There is one provision for consideration of tidal wetlands, but no consideration for any future needs to expand inland or tidal wetlands, protective buffers or open space that is not in a wetland, or historic areas or historic structures. By eliminating public hearings or local zoning board review of most development projects in the hundreds of acres within the transit district, it prevents the use of the remedial 22a-19 intervention statute which protects the public trust in our natural resources by enabling State residents to intervene in public hearings to raise environmental issues, present expert witnesses and appeal environmentally harmful decisions to the Courts.
Public hearings outlawed in most types of development in wide swath of Town
Most types of developments in the designated Transit District would be ‘as-of-right’ meaning- there would be NO public hearing allowed. These are arguably the most coveted area of town and should in theory face more careful consideration and scrutiny than virtually any other area of the community, yet this law would do the exact opposite and allow as-of-right development of multifamily housing. Town residents will have no voice, and be disallowed from presenting experts to fully inform the Town of harm a development could cause. There will be no right to appeal a bad decision because the developments would be administratively handled without Zoning board review. Residents and environmental and historic preservation groups would lose the ability to intervene to protect the environment and historic areas or structures in the Transit Area.

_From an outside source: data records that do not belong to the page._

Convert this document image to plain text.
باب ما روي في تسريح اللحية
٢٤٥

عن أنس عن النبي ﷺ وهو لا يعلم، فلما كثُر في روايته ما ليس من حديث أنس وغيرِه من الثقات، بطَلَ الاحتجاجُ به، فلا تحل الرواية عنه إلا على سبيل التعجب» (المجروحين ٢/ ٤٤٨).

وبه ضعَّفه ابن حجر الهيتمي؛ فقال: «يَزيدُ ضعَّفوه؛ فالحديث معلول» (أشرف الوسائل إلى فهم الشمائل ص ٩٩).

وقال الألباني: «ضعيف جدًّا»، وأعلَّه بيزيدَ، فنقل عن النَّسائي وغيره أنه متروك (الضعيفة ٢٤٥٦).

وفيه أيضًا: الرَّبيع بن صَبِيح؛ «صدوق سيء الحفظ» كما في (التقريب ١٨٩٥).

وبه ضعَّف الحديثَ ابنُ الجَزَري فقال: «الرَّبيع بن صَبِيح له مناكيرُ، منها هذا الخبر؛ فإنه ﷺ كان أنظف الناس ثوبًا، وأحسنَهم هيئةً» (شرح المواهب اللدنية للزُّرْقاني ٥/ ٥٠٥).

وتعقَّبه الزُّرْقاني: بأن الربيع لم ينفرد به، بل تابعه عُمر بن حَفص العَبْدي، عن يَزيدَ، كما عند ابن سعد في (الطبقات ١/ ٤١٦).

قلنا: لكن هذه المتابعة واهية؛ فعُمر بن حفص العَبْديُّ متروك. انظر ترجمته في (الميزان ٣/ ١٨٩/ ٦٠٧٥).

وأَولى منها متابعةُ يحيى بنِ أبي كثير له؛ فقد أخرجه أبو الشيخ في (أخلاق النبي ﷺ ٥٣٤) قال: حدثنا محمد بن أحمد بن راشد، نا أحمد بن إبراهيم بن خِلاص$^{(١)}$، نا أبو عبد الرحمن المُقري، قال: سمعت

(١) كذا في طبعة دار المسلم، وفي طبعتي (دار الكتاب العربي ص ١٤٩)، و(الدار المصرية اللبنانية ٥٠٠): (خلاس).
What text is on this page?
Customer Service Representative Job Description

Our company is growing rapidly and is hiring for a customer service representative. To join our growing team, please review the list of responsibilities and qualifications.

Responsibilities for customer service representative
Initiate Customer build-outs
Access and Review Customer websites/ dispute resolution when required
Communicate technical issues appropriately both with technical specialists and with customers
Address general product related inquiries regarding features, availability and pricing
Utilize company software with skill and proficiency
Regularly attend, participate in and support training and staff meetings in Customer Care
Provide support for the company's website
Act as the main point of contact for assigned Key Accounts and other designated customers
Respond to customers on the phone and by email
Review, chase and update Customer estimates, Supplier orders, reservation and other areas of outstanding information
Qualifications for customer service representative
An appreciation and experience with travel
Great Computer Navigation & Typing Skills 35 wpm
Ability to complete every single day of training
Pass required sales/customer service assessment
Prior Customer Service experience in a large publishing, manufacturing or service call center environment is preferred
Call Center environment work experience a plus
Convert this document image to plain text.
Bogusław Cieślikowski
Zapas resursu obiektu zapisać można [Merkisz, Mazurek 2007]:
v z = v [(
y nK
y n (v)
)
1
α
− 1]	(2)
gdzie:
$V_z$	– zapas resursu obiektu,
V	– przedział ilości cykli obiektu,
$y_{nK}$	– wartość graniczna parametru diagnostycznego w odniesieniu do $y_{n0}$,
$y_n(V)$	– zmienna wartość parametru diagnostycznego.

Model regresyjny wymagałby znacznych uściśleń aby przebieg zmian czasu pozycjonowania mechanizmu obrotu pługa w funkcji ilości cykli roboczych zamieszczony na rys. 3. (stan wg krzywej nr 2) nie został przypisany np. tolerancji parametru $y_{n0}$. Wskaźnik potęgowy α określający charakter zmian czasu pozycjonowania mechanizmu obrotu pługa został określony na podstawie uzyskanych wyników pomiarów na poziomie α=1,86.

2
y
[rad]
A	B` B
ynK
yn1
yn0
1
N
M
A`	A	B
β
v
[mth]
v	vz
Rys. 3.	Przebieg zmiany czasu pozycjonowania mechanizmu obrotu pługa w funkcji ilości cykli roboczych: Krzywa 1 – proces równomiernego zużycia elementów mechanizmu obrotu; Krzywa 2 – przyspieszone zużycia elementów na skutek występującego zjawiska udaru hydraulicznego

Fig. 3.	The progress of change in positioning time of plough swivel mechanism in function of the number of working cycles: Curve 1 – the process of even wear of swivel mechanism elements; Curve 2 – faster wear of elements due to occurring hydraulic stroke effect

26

The types of developments that would prohibit public hearings include any development up to a 9-plex, which also don’t require any affordable units. Any development of 10 or more if 30% are affordable (this is 8-30g but without allowing a public hearing or zoning board review) or any project that is 100% affordable put forth by any nonprofit, any religious organization or any Town or State-owned development.
Connecticut doesn’t need this harmful law, but if it is passed, our communities will suffer and so will our most precious and increasingly endangered natural resources and historic places.
Kirk Carr – Ridgefield
Alexis Harrison – Fairfield
Maria Weingarten – New Canaan
Carr, Harrison and Weingarten are members of CT169Strong, a group dedicated to local control of zoning and finding solutions for Connecticut’s affordability issues.